Four notorious Soviet agents operating in Britain throughout World War II and part of the cold war. They were: Anthony Blunt, Guy Burgess, Donald Maclean, and Kim Philby. All four were upper class gentlemen, and they met at Trinity College at Cambridge, where they were schooled.

Their effectiveness as double agents was propped up by their breeding and lifestyles, and all four went undiscovered for decades, doing serious damage to the British intelligence community from within.

The four were eventually brought down by an unwitting agent provocateur in MI5. In 1951, suspicion was cast upon Maclean, and an order was dispatched to have him arrested and interrogated. Learning of the order in advance from friends in the service, Blunt warned Philby, who in turn warned both Burgess and Maclean.
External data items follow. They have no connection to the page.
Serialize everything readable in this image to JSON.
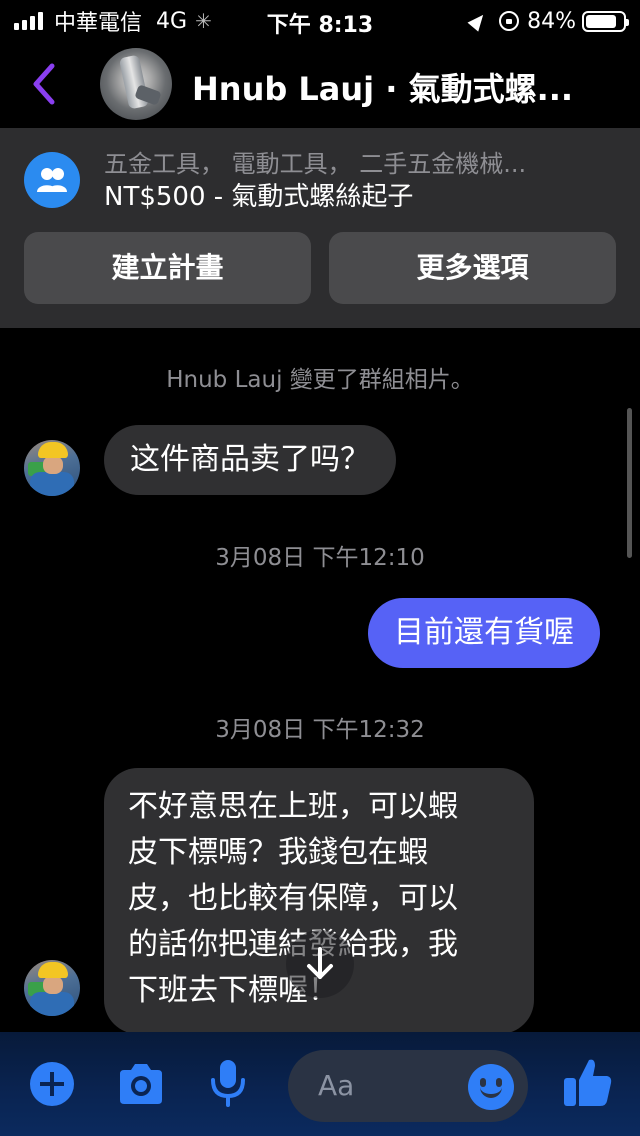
{
  "status_bar": {
    "carrier": "中華電信",
    "network": "4G",
    "time": "下午 8:13",
    "battery": "84%",
    "battery_level": 0.84
  },
  "header": {
    "title": "Hnub Lauj · 氣動式螺..."
  },
  "listing": {
    "category": "五金工具， 電動工具， 二手五金機械...",
    "price_title": "NT$500 - 氣動式螺絲起子",
    "create_plan_label": "建立計畫",
    "more_options_label": "更多選項"
  },
  "conversation": {
    "system_note": "Hnub Lauj 變更了群組相片。",
    "messages": [
      {
        "direction": "incoming",
        "text": "这件商品卖了吗？"
      },
      {
        "type": "timestamp",
        "text": "3月08日 下午12:10"
      },
      {
        "direction": "outgoing",
        "text": "目前還有貨喔"
      },
      {
        "type": "timestamp",
        "text": "3月08日 下午12:32"
      },
      {
        "direction": "incoming",
        "lines": [
          "不好意思在上班，可以蝦",
          "皮下標嗎？我錢包在蝦",
          "皮，也比較有保障，可以",
          "的話你把連結發給我，我",
          "下班去下標喔！"
        ]
      }
    ]
  },
  "composer": {
    "placeholder": "Aa"
  },
  "colors": {
    "accent": "#5662f6",
    "back_arrow": "#8a3ff0",
    "messenger_blue": "#2f7ef7"
  }
}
When Burgess and Maclean fled the country, officials in MI5 realized that they must have been warned in advance by an accomplice.

A search for a "third man" began, and eventually led to Philby. From Philby, the connection to Blunt, the "fourth man" was drawn. The process of tracking the two accomplices down took roughly twelve years - mostly due to the fact that officers of the law were loathe to consider such distinguished men as potential enemies of the state.

The unmasking of the Cambridge Four arguably brought about the end of British class-exclusivity in intelligence circles, allowing for reform in recruitment techniques.